Chinese, Japanese, and Portuguese ingredients, reflecting three of Hawaii’s most influential cultures and cuisines, come together in Side Street Inn’s version of this basic dish.
- 1 1⁄4 cups medium-grain rice
- 3 strips bacon, chopped
- 1⁄2 link (about 3 oz.) hot linguiça (Portuguese sausage), chopped
- 3 Tbsp. oyster sauce
- 1 Tbsp. instant dashi (Japanese soup base) granules
- 1⁄2 cup (2 1⁄2 oz.) chopped char siu (Chinese barbecued pork)
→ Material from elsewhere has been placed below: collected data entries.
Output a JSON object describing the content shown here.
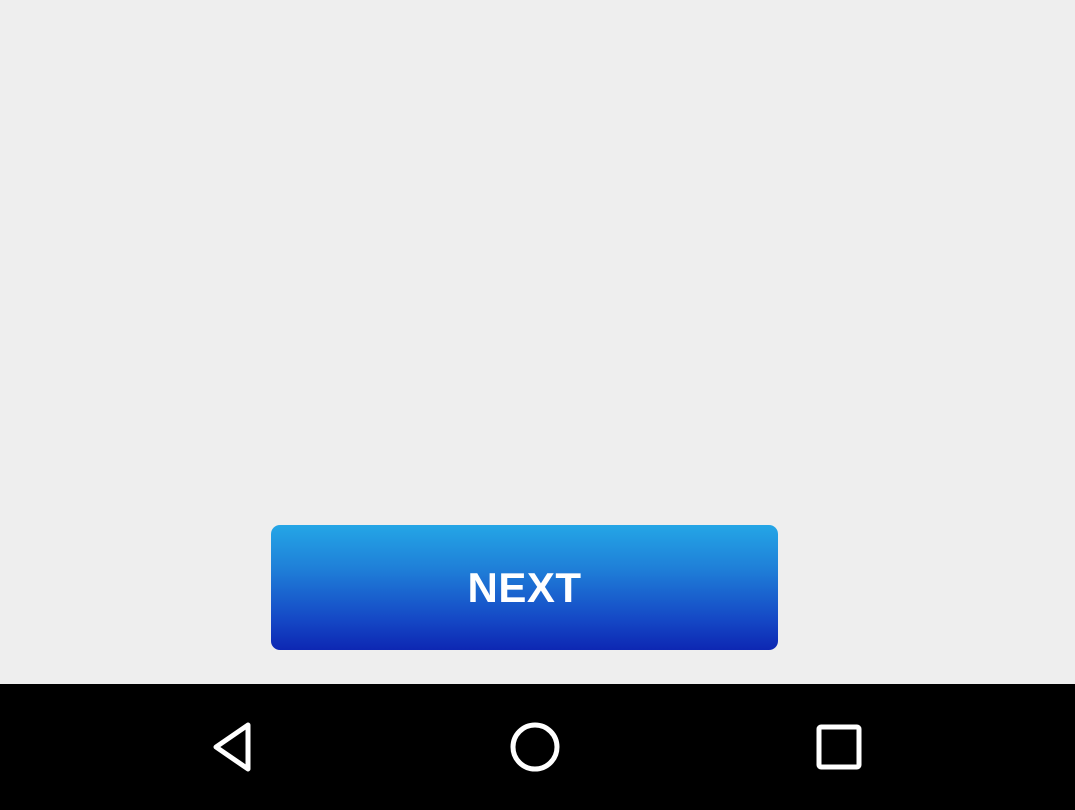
{
  "main": {
    "next_button_label": "NEXT"
  },
  "nav_bar": {
    "buttons": [
      {
        "name": "back",
        "icon": "back-triangle-icon"
      },
      {
        "name": "home",
        "icon": "home-circle-icon"
      },
      {
        "name": "recents",
        "icon": "recents-square-icon"
      }
    ]
  },
  "colors": {
    "background": "#eeeeee",
    "button_top": "#24a6e6",
    "button_bottom": "#0d27b3",
    "button_text": "#ffffff",
    "nav_bar": "#000000",
    "nav_icon": "#ffffff"
  }
}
- 1⁄2 cup mixed frozen peas and carrots, thawed
- 3 scallions, trimmed and thinly sliced
- Put rice into a medium bowl, cover with cold water, and swish around with your hand until water clouds. Drain. Repeat process until water remains clear, 4-5 more times. Put rice and 2 cups water into a medium pot and bring to a boil over medium-high heat. Cover pot, reduce heat to medium-low, and simmer until water is absorbed, about 15 minutes. Remove pot from heat and let sit, covered, for 10 minutes. Spread rice out in a single layer on a sheet pan and let cool, uncovered, in refrigerator for 6 hours or overnight.
- Put bacon and sausage into a large skillet (preferably nonstick) and cook over medium heat until the bacon is crisp, about 5 minutes. Increase heat to medium-high, add rice, and stir-fry vigorously to prevent sticking, until hot, about 2 minutes. Add oyster sauce and instant dashi and mix well. Add char siu, peas and carrots, and two-thirds of the scallions. Continue to stir-fry until all ingredients are hot, about 2 minutes more.
- Transfer rice to a serving dish and garnish with remaining scallions.